Wie erwartet wurde der Anruf sofort auf die Mailbox umgeleitet. Ich wartete auf den Piep, dann hinterließ ich ihm eine kurze, oberflächliche Nachricht, in der ich kaum mehr angab als meinen Namen, meine Festnetznummer und eine nur halbwegs höfliche Bitte, mich zurückzurufen, sobald er die Nachricht abhörte.
Nachdem ich aufgelegt hatte, stand ich auf und ging ins Schlafzimmer. In der untersten Schublade meiner Kommode lag meine Jägerausrüstung. Ich ließ meine Fingerspitzen über die Griffe der drei silbernen Pfähle gleiten, während der Gürtel, an dem sie befestigt waren, ruhig blieb. Der Geist darin würde nach Sonnenuntergang aufwachen. Es war ein Geist, der alles hasste, was mit den Others zu tun hatte. Wer auch immer er gewesen war, einst hatte er die Kreaturen der Nacht gejagt. Jahre der Übung, verbunden mit dem Wissen aller, die den Gürtel je getragen hatten, hatten ihn in eine respekteinflößende, tödliche Waffe verwandelt. Der Gürtel übertrug all seine Wut und Erfahrung auf seinen momentanen Träger.
Vielleicht konnte er mir einen Rat geben.
Kapitel 26
I ch duschte, verband mir die Hand und entschloss mich, mich für ein kurzes Nickerchen hinzulegen. Stattdessen verschlief ich den gesamten Nachmittag und einen Großteil der Nacht. Als ich aufwachte, blinkte das Licht an meinem Anrufbeantworter. Ich hatte den Anruf vollkommen überhört. Mit einem Stöhnen rollte ich mich aus dem Bett, statt mich wieder unter der Decke zu verkriechen, wie es angesichts des Regens, der gegen mein Fenster trommelte, eigentlich vernünftig gewesen wäre. Ich hatte keine Ahnung, wann die Sonne aufgehen würde. Panik sorgte dafür, dass ich zur Kommode eilte und dabei verzweifelt hoffte, dass ich nicht die Gelegenheit verpasst hatte, vor Sonnenaufgang mit dem Gürtel zu reden.

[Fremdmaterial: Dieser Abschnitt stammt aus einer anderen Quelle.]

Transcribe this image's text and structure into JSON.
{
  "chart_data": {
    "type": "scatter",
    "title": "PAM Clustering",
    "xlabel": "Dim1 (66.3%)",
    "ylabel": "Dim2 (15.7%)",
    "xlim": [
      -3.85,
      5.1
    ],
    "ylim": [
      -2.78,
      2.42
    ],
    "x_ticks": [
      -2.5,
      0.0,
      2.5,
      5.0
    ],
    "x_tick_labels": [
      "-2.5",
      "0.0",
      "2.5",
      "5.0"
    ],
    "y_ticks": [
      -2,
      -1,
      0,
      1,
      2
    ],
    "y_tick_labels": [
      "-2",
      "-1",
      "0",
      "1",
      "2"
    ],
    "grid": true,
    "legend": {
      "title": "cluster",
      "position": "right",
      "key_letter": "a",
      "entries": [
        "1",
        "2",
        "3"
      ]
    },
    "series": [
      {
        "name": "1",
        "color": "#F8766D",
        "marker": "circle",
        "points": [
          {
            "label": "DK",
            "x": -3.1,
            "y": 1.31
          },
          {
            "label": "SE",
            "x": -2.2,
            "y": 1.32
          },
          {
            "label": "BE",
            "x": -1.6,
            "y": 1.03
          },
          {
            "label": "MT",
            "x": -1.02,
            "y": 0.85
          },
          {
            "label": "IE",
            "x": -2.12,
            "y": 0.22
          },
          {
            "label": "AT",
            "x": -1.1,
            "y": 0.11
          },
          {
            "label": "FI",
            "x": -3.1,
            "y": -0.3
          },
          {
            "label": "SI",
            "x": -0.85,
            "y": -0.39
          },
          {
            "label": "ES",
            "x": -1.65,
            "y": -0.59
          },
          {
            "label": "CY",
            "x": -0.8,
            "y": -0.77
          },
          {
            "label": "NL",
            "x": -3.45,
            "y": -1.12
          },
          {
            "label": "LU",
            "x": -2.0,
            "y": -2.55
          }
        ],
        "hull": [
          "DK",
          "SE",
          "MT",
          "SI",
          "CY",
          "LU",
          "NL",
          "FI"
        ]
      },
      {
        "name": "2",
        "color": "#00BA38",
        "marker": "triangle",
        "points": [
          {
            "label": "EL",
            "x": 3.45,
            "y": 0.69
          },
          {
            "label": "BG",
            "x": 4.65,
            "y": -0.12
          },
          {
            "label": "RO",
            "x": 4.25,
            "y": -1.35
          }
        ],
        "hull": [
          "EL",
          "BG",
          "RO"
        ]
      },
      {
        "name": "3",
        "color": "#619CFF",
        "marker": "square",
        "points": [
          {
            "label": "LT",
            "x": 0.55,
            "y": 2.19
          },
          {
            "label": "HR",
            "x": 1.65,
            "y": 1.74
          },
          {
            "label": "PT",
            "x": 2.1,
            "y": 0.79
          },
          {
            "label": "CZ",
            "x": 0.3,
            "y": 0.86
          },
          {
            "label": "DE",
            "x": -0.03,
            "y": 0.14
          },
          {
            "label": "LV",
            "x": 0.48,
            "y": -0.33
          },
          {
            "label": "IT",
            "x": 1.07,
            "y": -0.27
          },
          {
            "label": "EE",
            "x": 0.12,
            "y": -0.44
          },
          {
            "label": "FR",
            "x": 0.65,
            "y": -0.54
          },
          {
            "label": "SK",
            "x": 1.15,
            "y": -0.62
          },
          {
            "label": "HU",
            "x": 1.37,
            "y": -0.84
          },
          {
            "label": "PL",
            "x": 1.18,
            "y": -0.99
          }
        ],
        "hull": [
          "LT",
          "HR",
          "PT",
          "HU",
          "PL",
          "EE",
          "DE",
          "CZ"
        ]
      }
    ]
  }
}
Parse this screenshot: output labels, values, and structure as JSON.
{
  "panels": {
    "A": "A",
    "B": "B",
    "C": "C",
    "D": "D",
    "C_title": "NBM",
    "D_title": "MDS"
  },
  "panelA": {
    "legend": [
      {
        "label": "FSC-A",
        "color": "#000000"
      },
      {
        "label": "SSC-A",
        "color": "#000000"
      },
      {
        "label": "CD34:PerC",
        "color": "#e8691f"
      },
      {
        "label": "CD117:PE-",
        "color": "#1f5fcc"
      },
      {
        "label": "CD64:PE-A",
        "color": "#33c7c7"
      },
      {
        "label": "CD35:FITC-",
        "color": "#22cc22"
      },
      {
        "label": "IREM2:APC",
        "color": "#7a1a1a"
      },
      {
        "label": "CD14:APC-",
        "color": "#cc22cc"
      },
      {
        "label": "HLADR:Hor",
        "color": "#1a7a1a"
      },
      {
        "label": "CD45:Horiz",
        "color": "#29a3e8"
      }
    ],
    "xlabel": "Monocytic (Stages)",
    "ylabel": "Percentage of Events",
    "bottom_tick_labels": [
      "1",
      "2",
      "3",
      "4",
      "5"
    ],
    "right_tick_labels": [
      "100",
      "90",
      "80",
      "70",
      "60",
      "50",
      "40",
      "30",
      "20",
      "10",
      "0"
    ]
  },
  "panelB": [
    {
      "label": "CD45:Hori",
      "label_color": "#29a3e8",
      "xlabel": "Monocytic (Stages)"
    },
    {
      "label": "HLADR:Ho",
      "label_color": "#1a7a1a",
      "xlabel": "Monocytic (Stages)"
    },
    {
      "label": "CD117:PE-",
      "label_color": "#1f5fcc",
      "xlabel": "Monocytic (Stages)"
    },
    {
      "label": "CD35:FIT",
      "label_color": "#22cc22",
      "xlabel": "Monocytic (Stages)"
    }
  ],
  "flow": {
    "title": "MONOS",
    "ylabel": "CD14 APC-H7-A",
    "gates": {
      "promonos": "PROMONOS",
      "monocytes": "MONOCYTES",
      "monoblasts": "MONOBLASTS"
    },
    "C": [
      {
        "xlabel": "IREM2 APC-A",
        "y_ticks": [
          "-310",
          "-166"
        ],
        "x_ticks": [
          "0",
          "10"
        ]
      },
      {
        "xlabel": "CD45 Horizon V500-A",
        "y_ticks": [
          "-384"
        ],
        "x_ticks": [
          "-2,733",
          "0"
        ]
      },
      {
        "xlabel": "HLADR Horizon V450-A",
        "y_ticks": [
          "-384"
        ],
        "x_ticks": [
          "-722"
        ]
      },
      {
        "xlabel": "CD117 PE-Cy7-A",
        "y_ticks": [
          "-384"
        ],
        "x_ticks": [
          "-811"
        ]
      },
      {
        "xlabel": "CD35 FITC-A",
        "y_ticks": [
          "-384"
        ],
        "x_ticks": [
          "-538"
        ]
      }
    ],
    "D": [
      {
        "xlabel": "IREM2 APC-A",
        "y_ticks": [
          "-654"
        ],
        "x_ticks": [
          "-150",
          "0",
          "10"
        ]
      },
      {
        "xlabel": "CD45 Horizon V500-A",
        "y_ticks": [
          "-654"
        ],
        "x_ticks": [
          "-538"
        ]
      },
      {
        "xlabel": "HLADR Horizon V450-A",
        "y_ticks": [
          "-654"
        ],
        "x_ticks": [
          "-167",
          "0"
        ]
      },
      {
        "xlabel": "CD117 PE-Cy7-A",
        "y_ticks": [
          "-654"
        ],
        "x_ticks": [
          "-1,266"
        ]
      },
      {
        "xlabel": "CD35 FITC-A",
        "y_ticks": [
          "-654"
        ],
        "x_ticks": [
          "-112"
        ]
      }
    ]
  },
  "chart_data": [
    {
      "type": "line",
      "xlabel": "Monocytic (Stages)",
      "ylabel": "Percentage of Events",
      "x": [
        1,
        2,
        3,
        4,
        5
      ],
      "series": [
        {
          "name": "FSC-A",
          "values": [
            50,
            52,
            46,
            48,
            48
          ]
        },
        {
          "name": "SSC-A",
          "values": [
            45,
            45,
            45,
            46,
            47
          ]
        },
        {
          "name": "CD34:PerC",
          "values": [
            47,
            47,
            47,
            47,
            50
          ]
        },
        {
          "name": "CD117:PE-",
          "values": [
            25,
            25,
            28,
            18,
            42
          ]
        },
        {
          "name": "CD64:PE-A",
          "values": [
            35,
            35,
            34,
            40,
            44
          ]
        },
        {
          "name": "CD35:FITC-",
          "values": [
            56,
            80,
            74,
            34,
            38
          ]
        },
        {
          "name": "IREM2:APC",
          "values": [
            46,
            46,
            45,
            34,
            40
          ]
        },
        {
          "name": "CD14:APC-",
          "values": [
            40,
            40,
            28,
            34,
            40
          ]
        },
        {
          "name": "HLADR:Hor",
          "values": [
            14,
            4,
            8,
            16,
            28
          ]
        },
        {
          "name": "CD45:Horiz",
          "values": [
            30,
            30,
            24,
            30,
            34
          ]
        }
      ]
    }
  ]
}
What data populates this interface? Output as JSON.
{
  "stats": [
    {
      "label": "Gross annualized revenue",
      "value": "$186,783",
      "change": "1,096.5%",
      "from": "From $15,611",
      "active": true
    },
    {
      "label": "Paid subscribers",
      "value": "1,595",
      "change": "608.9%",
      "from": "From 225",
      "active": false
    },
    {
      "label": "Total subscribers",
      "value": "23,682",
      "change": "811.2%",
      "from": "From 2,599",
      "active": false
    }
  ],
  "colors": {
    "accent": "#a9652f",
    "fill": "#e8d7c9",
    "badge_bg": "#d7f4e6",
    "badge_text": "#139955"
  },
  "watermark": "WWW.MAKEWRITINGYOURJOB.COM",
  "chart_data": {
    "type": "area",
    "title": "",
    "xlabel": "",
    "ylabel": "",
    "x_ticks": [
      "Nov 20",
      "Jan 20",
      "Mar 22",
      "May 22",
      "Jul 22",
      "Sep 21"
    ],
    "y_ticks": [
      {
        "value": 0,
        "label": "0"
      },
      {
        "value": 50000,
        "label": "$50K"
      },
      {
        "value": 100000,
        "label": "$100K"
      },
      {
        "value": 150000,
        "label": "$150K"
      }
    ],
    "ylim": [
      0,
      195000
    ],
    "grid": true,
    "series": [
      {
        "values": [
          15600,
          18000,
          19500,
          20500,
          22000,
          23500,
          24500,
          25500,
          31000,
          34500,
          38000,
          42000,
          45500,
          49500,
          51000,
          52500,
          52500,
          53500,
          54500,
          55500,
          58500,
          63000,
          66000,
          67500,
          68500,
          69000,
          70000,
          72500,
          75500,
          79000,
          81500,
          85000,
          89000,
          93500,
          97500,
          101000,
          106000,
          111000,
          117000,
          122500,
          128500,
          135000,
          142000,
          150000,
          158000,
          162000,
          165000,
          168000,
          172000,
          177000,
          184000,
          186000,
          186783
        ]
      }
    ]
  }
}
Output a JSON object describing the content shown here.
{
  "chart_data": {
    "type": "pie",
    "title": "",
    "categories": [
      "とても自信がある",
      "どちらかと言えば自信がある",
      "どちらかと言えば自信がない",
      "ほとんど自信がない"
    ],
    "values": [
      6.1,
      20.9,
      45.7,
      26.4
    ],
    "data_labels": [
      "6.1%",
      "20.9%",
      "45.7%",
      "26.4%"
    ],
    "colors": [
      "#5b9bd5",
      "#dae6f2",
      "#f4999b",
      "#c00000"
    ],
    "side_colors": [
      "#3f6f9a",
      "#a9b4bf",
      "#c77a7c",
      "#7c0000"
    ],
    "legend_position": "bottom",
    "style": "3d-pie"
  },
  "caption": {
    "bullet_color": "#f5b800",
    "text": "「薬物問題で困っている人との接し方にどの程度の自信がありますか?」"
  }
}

Ich drückte meine zitternden Finger auf das zusammengerollte Leder und betete, dass ich immer noch Anzeichen von Leben spüren konnte. Eine Welle der Ungeduld überschwemmte mich; ich hatte den Gürtel seit Wochen nicht angefasst, und er war nicht glücklich darüber, ignoriert zu werden.
Beklommen hob ich den Gürtel an und legte die Innenseite, die mit sich bewegenden magischen Runen übersät war, an meine Haut. Sobald ich ihn schloss, versiegelte sich die Schnalle, sodass ich das Leder bis Sonnenaufgang nicht mehr öffnen könnte. Sofort fing die Stimme des Geistes an, mich zu beschimpfen, und ich ertrug die Gardinenpredigt schweigend.